If you do logistics in India, you must be familiar with the importance of E-Way Bills under the GST regime. This electronic document checks for compliance and enables movement of goods worth more than Rs. 50,000. What is its goal? For fostering transparency, preventing tax evasion, and ensuring smooth functioning of supply chains.

Did you know that in certain scenarios an E-Way Bill does not need to be generated? Correct, there are certain specific exemptions mentioned in the GST Act. Interested to know the moments wherein you don’t need to fret? Let us simplify.

Important Points Regarding E-Way Bills

An E-Way Bill (or Electronic Way Bill) is a document required for the movement of goods having value of more than Rs. 50,000. The documents can be created online at the designated E Way Bill site with details such as place of supply, place of dispatch, and expenditure on goods.

The take aways? It covers both intra and interstate transportation. Failure to comply can lead to fines or confiscation of merchandise. Although, this isn’t always black and white. The rules are flexible under some conditions.

When Is It Necessary To Have One? 

If you are moving items that are valued in excess of Rs. 50,000, an E-Way Bill is generally required. This rule is applicable to all types of transportation, including land, sea, rail, and air.

However, there are certain exceptions. Below are 6 situations in which an E-Way Bill is not necessary in the context of GST.

Six Qualifying Situations In Which The Use Of An E-Way Bill Is Not Required

1. Movement Of Goods Described In The Annexes 

Items that fall under the Annex of Rule 138 of the GST Act will not need an E-Way Bill. Are you curious to know what that includes? They consist of such as:

– Alcoholic beverages

– Raw materials for petroleum products

– Household item liquefied petroleum gas

– Goods transferred within the purview of the Ministry of Defence

Why? These types of goods often have special movement procedures or fall within highly controlled movements.

2. E-Goods: Products Transported While Being Custom Supervised

In the case were goods are transported under the supervision of customs e-Way bills are not necessary. This includes the following items:

Customs transit bonds between two warehouses. 

Moved to or from ports, airports and Land Customs Stations. 

This exemption allows for international trade to often be conducted without controls from a regulatory body, which ensures that trade principles are being followed, yet adds no extra burdens. 

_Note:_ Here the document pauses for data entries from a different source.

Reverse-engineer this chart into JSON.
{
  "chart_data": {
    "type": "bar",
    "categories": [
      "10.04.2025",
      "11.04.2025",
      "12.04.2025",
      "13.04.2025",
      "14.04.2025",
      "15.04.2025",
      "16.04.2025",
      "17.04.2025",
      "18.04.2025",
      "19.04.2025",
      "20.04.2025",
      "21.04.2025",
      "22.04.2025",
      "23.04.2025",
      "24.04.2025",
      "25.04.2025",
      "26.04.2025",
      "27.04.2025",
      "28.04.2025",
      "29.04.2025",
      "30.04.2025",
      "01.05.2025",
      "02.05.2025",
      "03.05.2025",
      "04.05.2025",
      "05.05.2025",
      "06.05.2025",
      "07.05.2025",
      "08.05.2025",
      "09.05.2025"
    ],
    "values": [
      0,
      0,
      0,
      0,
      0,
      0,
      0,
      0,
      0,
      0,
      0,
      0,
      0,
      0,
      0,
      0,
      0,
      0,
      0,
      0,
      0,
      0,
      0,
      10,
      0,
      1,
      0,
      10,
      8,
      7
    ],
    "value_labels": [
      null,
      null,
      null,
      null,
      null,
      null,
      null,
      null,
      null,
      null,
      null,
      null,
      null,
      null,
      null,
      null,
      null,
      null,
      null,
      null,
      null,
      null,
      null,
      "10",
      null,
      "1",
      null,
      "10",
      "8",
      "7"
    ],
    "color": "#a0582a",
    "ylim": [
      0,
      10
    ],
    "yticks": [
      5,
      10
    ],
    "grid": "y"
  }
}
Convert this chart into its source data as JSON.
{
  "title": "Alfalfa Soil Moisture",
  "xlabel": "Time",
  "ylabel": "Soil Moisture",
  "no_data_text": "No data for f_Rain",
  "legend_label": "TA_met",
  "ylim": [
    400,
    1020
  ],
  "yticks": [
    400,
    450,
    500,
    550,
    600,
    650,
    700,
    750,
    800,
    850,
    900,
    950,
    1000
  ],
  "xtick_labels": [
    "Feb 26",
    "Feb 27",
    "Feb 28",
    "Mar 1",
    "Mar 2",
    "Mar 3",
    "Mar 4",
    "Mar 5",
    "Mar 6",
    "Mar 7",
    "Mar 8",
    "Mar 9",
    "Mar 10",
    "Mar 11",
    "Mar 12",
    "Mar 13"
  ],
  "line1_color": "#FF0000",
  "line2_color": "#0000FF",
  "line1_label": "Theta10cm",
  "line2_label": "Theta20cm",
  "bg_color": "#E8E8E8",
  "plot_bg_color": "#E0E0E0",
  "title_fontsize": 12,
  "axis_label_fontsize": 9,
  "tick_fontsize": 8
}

3. Goods Transportation Between Nepal And Bhutan 

Are you trading with Bhutan or Nepal? Good news for you. The movement of goods between India and those neighbouring countries are not required to comply with the E-Way Bill.

The policy facilitates trade across borders within the region and reduces barriers for exporters and importers dealing with those countries.In other words, it eliminates obstacles. 

4. All Other Certain Exempted Goods Transportation

Some goods are exempt as a result of their use or nature. These include books, newspapers and even agricultural produce. Here are additional examples. 

Other dairy products such as milk, eggs, curd 

Human blood or semen 

Food crops such as rice, wheat and pulses 

This exemption is allowed because these items are either basic and essential commodities or are deem of little value and would not attract significant GST revenue.

5. Transportation of Goods for Job Work  

When transportation is done for job work involving processes like assembling, manufacturing, or other types of processing, exemptions are applicable depending on the value of the transported goods or the policies of a particular state.  

There is a special provision related to the movement of goods for “goldsmith” job work. These goods do not require an E-Way Bill while crossing state borders.  

6. Transportation of Handicraft Goods  

There is something special for artisans and small-scale producers. Handicraft goods transported by a registered person for small-scale interstate trade are exempted from the E-Way Bill.  

This has been done to encourage small traders and traditional crafts without putting extra burden on bureaucracy.  

Purpose Statement: Why These Exemptions Exist  

Such exemptions exist in order to:  

Relieve some burden and allow small-scale activity without being overly compliant.  

Facilitate movement of specific goods that are non-essential or do not pose a significant impact.  

Foster trade for selected industries or particular regions.  

Final Thoughts

Usually, rules of taxation tend to be daunting, akin to an ancient scroll. This is the reason why it is crucial to stay alive to different definitions of ‘exemptions’. While generating an E-Way Bill can seem to be one of the more cumbersome requirements, knowing when not to create it is a great time and stress saver.Importantly, compliance in every business that moves goods goes beyond avoiding fines, it’s about ensuring efficacy in running the business.